Everything about the F-35 program is big, even by the standards of the Pentagon — from its ambition to its budget to its problems. To make the plane, Lockheed uses more than 2,000 subcontractors around the world, ranging from international conglomerate United Technologies, which makes the engine, to Denmark’s Terma, which makes components such as radar electronics.
Related: How DOD’s $1.5 Trillion F-35 Broke the Air Force
Workers in 45 states are involved in producing aircraft, including 40,000 in Texas, where Lockheed’s production line is based. That assures the program will enjoy solid support in the U.S. Congress, so much so that Bloomberg News two years ago declared that the aircraft is “too big to kill” despite its costly delays due to repeated design and software issues.
Proponents of the plane, such as Dov Zakheim, former Under Secretary of Defense in the administration of President George W. Bush, counter that none of the F-35’s remaining problems are of critical significance. “None of them are deal-breakers,” Zakheim said in an interview. “You are trying to do an awful lot at the same time. It shouldn’t be terribly surprising that there are going to be some technical issues.… Once planes get over their initial teething period, they turn out pretty damn good.”
The fighter was designed in principle to save taxpayers money over the long run by replacing nine different types of aircraft, including the Lockheed Martin F-16, which has been in service for decades, and the Lockheed Martin F-22, production of which ended in 2011.
Related: Why the U.S. Has So Much Riding on the F-35
Lockheed has so far made 120 F-35s and has another 100 in various stages of production. According to the company, each plane costs about $108 million, a 57 percent decline from eight years ago. Lockheed expects the price to fall to $85 million by 2019 as production gets more efficient. And Lockheed is trying to wring out even more efficiencies.
The costs aren’t being born by the U.S. alone. The U.S. has nine partner countries that have agreed to contribute to the plane’s funding — Canada, Norway, Italy, Denmark, the Netherlands, the United Kingdom and Turkey. Japan, Israel and Korea have also agreed to buy the F-35 through separate sales.
By Zakheim’s reasoning, the F-35 is the best way for the U.S. to upgrade its aging fleet and to maintain its technical superiority over its adversaries. “There really isn’t any other choice in my view,” Zakheim said.
The Defense Department itself wasn’t always so enthused about the F-35. In 2010, then Secretary of Defense Robert Gates fired the Pentagon’s manager of the program and withheld $614 million in fees as a penalty. Frank Kendall, a top Pentagon official, memorably declared, years before the fighter’ first test flight, that the program was “acquisition malpractice” by the Defense Department.

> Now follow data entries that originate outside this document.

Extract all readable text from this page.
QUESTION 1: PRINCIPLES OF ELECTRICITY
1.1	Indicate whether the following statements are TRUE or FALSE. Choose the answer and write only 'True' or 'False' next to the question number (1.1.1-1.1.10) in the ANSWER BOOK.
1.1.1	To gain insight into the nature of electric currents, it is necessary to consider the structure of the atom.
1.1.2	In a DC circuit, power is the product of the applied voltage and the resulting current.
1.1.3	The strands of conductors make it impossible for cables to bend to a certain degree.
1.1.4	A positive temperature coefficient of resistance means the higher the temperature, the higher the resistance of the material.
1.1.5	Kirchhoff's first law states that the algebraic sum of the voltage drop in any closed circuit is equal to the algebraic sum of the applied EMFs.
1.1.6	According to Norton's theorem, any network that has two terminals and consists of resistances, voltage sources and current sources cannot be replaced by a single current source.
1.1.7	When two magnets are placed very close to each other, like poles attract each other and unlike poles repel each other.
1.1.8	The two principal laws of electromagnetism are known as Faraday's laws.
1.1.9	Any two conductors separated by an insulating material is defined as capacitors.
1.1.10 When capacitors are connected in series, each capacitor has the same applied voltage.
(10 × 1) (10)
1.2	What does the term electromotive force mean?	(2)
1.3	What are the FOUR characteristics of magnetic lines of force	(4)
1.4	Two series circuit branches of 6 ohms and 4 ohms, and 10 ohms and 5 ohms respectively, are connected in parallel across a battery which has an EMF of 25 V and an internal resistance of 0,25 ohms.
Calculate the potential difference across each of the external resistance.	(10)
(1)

As a result, the Pentagon overhauled the program in 2010, seeking to strengthen its oversight.
“There were some aggressive timelines and cost estimates associated with the program,” said Jack Crisler, one of the Lockheed managers overseeing the F-35, noting that since the program was revamped, “we haven’t had to go back to Congress for more money.”
The Pentagon concurs with Crisler. Program executive officer Lt. Gen. Christopher Bogdan has said that the program has made “steady progress.”
That progress was called into question again, though, by recent media reports that raised questions about the effectiveness of the F-35’s weapons systems and the customized helmet needed for the plane. For example, The Daily Beast reported last month that incomplete software means F-35 fighters won’t be able to fire their 25mm cannons until 2019 at the earliest, years after the jet goes into operation. Even once the gun is able to fire, the jet isn’t designed to carry much ammunition, making the cannon of limited use. The Pentagon disputed the severity of the reported problems.
Late last year, the F-35 passed a critical test when Navy pilots were able to successfully land the “C” variant of the plane on the deck of the aircraft carrier the U.S.S. Nimitz. The Marine Corps is expected to complete its initial certification process or the “B” version of the F-35 this summer, while the U.S. Air Force is proceeding with its plans to buy more than 1,000 of the “A” version of the F-35. (The F-35 variants are designed to meet the specific needs of each service, with the “A” version, to be used by the Air Force, designed to operate from conventional runways while the “C” version to be used by the Navy, can land on aircraft carriers.)
Even so, and even with the proposed 2015 budget boost, many defense analysts argue that the Pentagon won’t be able to afford all 2,443 F-35s that it’s planning to purchase over the long run. “There is a very low chance that we will buy all the F-35s we are planning,” said Todd Harrison, senior fellow at the Center for Strategic and Budgetary Assessments, citing budgetary constraints.
Related: $1 Billion Paid for Loose Bolts and Damaged Aircraft ​
As the F-35 program ramps up in the coming years, it will have to compete for dollars with other military aircraft. The Air Force, for example, is in the midst of a multi-billion upgrade of its fleet with a new bomber, tanker and training aircraft. “The question is when we start to scale back” on the F-35, Harrison said.
Pentagon officials dispute this notion, but other branches of the military will unquestionably face procurement choices, too. Now that the C variant of the F-35 passed that key technical milestone, it raises questions about whether the Navy will keep buying other military jets such as Boeing’s F/A-18 Hornet as well. “There are all kinds of good reasons why you don’t want to rely on just one airplane,” Zakheim said. “If you have a good quarterback, you need a back-up quarterback too.”
The Pentagon insists that darkest of the clouds for the F-35 are behind it, but it’s still hard to argue that there’s nothing but blue skies ahead.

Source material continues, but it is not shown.